Do browsers preserve order of inputs with same nam

2019-01-18 09:16发布

问题:

I have this HTML code with multiple inputs with the same name:

<input type="hidden" value="42" name="authors" />
<input type="hidden" value="13" name="authors" />
<input type="hidden" value="33" name="authors" />

The order of the values is important. Does the HTML spec define that user agents have to preserve this order, and if yes, do the common (market share > 1%) browsers follow this definition?

Bonus points if someone knows if WSGI and especially Django preserve the order server-side :-)

Thanks!

回答1:

Yes, they should be sent in the order they appear according to the html rfc

See 8.2.1. The form-urlencoded Media Type:

The fields are listed in the order they appear in the document with the name separated from the value by =' and the pairs separated from each other by&'. Fields with null values may be omitted. In particular, unselected radio buttons and checkboxes should not appear in the encoded data, but hidden fields with VALUE attributes present should.
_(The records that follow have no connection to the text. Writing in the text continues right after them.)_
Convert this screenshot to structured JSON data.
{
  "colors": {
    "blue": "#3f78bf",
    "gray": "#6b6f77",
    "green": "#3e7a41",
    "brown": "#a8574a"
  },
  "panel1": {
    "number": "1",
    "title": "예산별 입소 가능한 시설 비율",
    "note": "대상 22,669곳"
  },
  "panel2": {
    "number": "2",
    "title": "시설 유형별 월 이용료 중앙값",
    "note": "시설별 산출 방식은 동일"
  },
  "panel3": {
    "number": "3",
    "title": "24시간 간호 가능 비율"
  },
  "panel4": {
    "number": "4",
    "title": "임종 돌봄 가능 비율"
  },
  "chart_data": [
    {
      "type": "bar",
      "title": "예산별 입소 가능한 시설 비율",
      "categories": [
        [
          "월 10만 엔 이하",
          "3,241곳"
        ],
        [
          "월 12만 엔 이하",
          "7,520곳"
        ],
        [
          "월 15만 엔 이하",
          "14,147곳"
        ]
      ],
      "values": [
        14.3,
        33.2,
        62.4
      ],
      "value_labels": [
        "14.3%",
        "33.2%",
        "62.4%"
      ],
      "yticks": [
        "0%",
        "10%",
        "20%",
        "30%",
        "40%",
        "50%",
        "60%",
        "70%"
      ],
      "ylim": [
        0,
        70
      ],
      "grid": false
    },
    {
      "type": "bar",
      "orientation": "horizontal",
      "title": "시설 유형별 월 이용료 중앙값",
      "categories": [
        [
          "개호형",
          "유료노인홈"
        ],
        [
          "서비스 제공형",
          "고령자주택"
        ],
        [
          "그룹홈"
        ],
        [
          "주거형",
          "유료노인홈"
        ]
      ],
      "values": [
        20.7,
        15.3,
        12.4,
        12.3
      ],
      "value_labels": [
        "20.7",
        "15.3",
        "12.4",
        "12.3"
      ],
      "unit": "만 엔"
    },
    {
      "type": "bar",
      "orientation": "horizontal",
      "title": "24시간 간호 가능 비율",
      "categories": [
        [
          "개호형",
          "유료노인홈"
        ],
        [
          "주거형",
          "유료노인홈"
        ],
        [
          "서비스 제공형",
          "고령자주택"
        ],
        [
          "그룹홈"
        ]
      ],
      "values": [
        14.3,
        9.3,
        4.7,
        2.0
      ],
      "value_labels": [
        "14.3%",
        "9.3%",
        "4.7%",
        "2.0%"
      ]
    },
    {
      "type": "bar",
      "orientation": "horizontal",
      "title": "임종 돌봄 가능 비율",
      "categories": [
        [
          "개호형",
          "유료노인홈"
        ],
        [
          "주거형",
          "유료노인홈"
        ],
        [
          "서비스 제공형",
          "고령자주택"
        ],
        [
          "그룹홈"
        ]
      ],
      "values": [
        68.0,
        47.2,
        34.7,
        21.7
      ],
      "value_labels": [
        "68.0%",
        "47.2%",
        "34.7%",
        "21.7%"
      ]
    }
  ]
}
I've found in the spec for html 4.0 too:

For url encoded data:

The control names/values are listed in the order they appear in the document. The name is separated from the value by =' and name/value pairs are separated from each other by&'.

For multipart data (thanks @Chuck):

A "multipart/form-data" message contains a series of parts, each representing a successful control. The parts are sent to the processing agent in the same order the corresponding controls appear in the document stream. Part boundaries should not occur in any of the data; how this is done lies outside the scope of this specification.



回答2:

The HTML5 spec for application/x-www-form-urlencoded and text/plain lays out an algorithm that "For each entry in the form data set [...] Append", resulting in the same order.

As for multipart/form-data: "The order of parts must be the same as the order of fields in the form data set. Multiple entries with the same name must be treated as distinct fields."

This would not be complete without obtaining order of the form data set as derived from the document: the same spec defines an algorithm for constructing the form data set that "Loop: For each element field in controls, in tree order, run the following substeps and only skip or Append an entry.

Therefore for HTML5-compliant user agents, whatever the encoding, the non-skipped parameters are tree-ordered, with duplicates allowed.